Fondée vers 1835 par des descendants de Oshoukpa, de Inan-Idja et de Ogoudou venus d’Illikimoun Alagbé Border est situé entre Ilara et Illikimoun. De par sa position géographique, la localité occupe une place stratégique dans les relations et les échanges entre les deux pays. Depuis les années 1990, elle abrite notamment, du côté nigérian, des services d’immigration et de douane, confirmant son importance dans les mouvements transfrontaliers.

À l’image des postes frontaliers juxtaposés de Idiroko–Igolo, à Ifangni, ou encore de Sèmè-Kraké, Alagbé aurait pu disposer d’infrastructures similaires du côté béninois. Mais les rivalités ayant opposé, au fil des années, certaines communautés et localités voisines n’ont pas permis à cette perspective de se concrétiser.

Un long combat pour la reconnaissance de la royauté

Cette situation a également pesé sur la reconnaissance officielle de la chefferie traditionnelle d’Alagbé, portée par les grandes familles royales de Oshoukpa, de Ogoudou et de Ina-Idja. Plusieurs Baale, chefs traditionnels de la localité, ont ainsi exercé leur autorité sans pouvoir bénéficier d’un couronnement officiel, malgré les démarches répétées engagées par les fils et filles de Alagbé.

Le couronnement de Obà Gbadewolou Oshoukpa Amouroro I vient donc mettre un terme à une longue période d’attente et de mobilisation communautaire.
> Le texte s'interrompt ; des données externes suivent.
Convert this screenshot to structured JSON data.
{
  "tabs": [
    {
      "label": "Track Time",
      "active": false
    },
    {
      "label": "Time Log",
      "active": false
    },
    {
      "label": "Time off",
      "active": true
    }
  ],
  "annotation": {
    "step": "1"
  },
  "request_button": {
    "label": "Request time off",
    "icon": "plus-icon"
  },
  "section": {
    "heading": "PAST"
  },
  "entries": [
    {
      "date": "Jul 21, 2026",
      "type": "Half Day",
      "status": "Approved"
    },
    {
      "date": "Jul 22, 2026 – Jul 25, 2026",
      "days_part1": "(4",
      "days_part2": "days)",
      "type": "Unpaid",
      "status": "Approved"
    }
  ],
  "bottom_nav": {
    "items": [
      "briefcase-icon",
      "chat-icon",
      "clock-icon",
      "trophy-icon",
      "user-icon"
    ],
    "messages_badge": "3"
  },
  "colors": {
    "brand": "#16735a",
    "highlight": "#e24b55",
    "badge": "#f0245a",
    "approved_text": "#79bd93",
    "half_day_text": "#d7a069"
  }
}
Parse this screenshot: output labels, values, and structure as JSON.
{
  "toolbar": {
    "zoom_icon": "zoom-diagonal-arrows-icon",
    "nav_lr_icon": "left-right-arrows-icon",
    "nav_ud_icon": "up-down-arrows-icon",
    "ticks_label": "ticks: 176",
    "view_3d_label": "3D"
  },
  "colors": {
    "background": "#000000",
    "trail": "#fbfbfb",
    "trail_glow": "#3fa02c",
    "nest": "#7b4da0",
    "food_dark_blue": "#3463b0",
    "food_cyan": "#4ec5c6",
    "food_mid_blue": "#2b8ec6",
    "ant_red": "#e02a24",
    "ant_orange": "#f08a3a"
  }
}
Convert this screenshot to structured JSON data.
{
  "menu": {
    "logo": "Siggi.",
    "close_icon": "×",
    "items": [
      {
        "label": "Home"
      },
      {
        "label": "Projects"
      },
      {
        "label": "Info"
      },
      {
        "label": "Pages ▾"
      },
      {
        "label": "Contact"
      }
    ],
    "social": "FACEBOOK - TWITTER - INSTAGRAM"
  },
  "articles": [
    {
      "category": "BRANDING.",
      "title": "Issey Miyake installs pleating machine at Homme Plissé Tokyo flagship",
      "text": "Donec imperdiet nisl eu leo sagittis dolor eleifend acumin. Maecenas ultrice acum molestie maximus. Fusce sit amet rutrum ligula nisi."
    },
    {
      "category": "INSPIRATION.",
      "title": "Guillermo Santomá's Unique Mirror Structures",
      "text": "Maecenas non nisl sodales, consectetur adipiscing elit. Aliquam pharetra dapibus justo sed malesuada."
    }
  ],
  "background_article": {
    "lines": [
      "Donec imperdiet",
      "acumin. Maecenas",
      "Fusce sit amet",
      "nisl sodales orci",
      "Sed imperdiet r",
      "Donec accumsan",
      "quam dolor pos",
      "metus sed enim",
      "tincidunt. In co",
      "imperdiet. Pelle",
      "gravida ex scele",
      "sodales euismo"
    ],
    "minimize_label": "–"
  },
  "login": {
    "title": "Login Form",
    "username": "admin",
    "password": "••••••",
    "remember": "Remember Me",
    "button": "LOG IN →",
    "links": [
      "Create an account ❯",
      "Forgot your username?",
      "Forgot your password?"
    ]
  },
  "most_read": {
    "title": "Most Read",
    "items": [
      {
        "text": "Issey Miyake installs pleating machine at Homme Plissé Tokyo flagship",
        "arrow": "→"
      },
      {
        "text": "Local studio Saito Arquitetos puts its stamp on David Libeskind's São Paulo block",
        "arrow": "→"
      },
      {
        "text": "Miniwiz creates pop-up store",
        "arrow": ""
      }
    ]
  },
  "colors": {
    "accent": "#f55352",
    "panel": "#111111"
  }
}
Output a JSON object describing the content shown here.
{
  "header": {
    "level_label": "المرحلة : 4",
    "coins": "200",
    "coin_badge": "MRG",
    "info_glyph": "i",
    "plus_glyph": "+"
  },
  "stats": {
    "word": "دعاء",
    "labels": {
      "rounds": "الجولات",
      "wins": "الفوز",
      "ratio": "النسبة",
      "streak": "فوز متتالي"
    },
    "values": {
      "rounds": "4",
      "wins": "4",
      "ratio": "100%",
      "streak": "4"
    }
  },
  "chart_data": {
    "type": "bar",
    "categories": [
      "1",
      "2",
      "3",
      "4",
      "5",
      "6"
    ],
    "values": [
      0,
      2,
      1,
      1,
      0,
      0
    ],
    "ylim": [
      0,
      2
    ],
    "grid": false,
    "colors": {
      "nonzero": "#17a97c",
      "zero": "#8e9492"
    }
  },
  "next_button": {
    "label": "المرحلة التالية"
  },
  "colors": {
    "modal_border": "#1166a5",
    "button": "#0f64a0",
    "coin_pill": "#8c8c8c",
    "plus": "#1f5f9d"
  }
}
Recevant sa lettre de mission et de charge des mains du représentant 

chargé des Affaires culturelles et de la Royauté

 du gouverneur de la province de Ogun State au  Nigeria, le nouveau souverain a d’abord rendu grâce à Dieu et aux ancêtres, avant d’exprimer sa reconnaissance aux autorités nigérianes ayant accompagné le processus.

Il a notamment salué le Gouverneur de Ogun State ainsi que le Paramount Ruler of Ilaro pour leur soutien et leur disponibilité. Le nouveau roi a également adressé ses remerciements aux rois de Imeko, de  Ilara et de Idofa, ainsi qu’à ceux de Illikimoun, de Idigny et de Kétou, dont la facilitation et l’accompagnement ont, selon lui, contribué de manière déterminante à l’aboutissement du processus.

La paix et la coopération au cœur du règne

Dans son premier message en qualité de souverain officiellement couronné, Obà Gbadéwolou Oshoukpa Amouroro I a placé son règne sous le signe de la paix, de l’unité, du développement et de la fraternité. Il a affiché sa volonté de travailler à la consolidation des relations entre les différentes communautés et à la promotion d’un bon voisinage entre les populations béninoises et nigérianes.



Le nouveau roi a également eu une pensée émue pour les fils d’Alagbé décédés au cours des longues démarches ayant précédé ce couronnement. Il a salué leur engagement et leur sacrifice, estimant que leur mémoire restera intimement liée à cette étape importante de l’histoire de la communauté.


Au terme de son intervention, le souverain a rendu hommage aux fils et filles d’Alagbé dont la détermination et la persévérance ont permis de franchir cette étape. Il n’a pas manqué d’exprimer sa gratitude aux donateurs et différents partenaires ayant apporté leur contribution à la réalisation de l’événement.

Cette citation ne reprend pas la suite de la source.